Lord Jim - Cap. 14: Capítulo XIII Pág. 159 / 434

' Não sei como se deu a alma de Jim com as novas condições de vida - fora já muito difícil procurar para ele qualquer coisa que lhe permitisse viver -, mas estou absolutamente certo de que a sua imaginação aventurosa sofria todos os tormentos da fome. Nada na nova profissão a podia alimentar. Era penoso vê-lo desempenhá-la se bem que se atirasse ao trabalho com uma serenidade obstinada, honra lhe seja feita.

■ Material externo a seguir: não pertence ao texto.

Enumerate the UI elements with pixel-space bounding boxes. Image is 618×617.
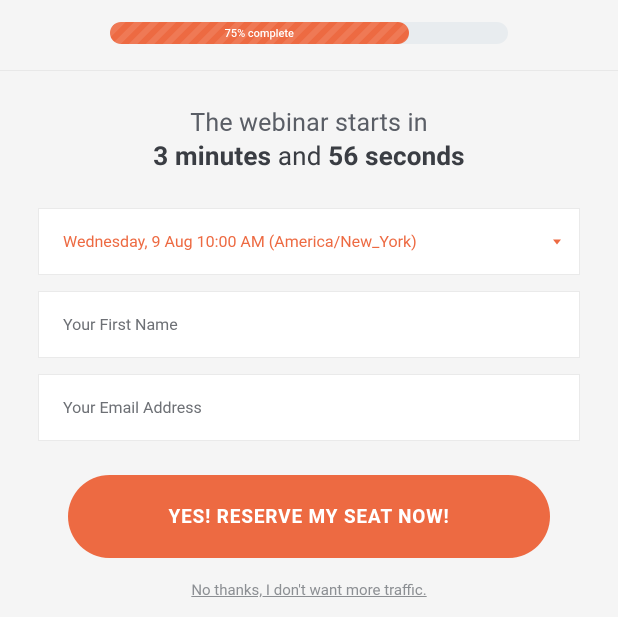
cta-section: YES! RESERVE MY SEAT NOW! No thanks, I d… (38, 475, 580, 599)
session-select-value: Wednesday, 9 Aug 10:00 AM (America/New_Y… (39, 209, 579, 274)
progress-text: 75% complete (225, 27, 294, 40)
reserve-seat-button[interactable]: YES! RESERVE MY SEAT NOW! (68, 475, 550, 558)
session-select[interactable]: Wednesday, 9 Aug 10:00 AM (America/New_Y… (38, 208, 580, 275)
countdown-minutes: 3 minutes (153, 142, 271, 172)
progress-bar: 75% complete (110, 22, 508, 44)
no-thanks-wrapper: No thanks, I don't want more traffic. (68, 580, 550, 599)
progress-header: 75% complete (0, 0, 618, 71)
countdown-seconds: 56 seconds (328, 142, 464, 172)
no-thanks-link[interactable]: No thanks, I don't want more traffic. (191, 581, 426, 599)
email-group (38, 374, 580, 441)
countdown-heading: The webinar starts in 3 minutes and 56 s… (38, 109, 580, 172)
email-input[interactable] (38, 374, 580, 441)
first-name-input[interactable] (38, 291, 580, 358)
session-select-group: Wednesday, 9 Aug 10:00 AM (America/New_Y… (38, 208, 580, 275)
heading-line2: 3 minutes and 56 seconds (38, 142, 580, 172)
content-area: The webinar starts in 3 minutes and 56 s… (0, 71, 618, 599)
countdown-and: and (271, 142, 328, 172)
progress-bar-fill: 75% complete (110, 22, 409, 44)
first-name-group (38, 291, 580, 358)
heading-line1: The webinar starts in (38, 109, 580, 138)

Eu observava a sua miserável labuta com a impressão de que era um castigo das heroicidades da sua imaginação a expiação do seu ardente desejo de brilhar mais do que as suas forças comportavam. Imaginara-se um maravilhoso cavalo de raça, e agora era obrigado a mourejar sem glória como o burro de um vendedor ambulante. Fazia-o com muita dignidade. Fechava-se consigo, cerrava os dentes, nunca dizia uma palavra. Comportava-se com muita dignidade, com muita dignidade - excepto nas deploráveis ocasiões em que o caso do Patna irreprimivelmente à baila e em que explodia violento e grotesco. Infelizmente, este escândalo dos mares do Oriente não saía da memória dos homens. E esta é a razão por que eu nunca pude pôr Jim definitivamente de lado.

«Fiquei sentado a pensar nele depois da partida do tenente francês, não no Jim a trabalhar na loja fresca e escura do De Jongh, onde, não havia muito tempo, déramos um rápido aperto de mão, mas tal como o tinha visto alguns anos antes na luz bruxuleante de uma vela a apagar-se sozinho comigo na longa galeria da Malabar House, de costas para o frio e para a escuridão da noite. A espada venerável da lei do seu país estava suspensa sobre a sua cabeça. Amanhã - ou seria já hoje? (a meia-noite soara havia muito quando nos separámos) - o magistrado da polícia, de feições imóveis, depois de ter distribuído multas e condenações no caso de assalto e agressão, tomaria nas mãos a sua arma temível para desferir um golpe sobre a cabeça.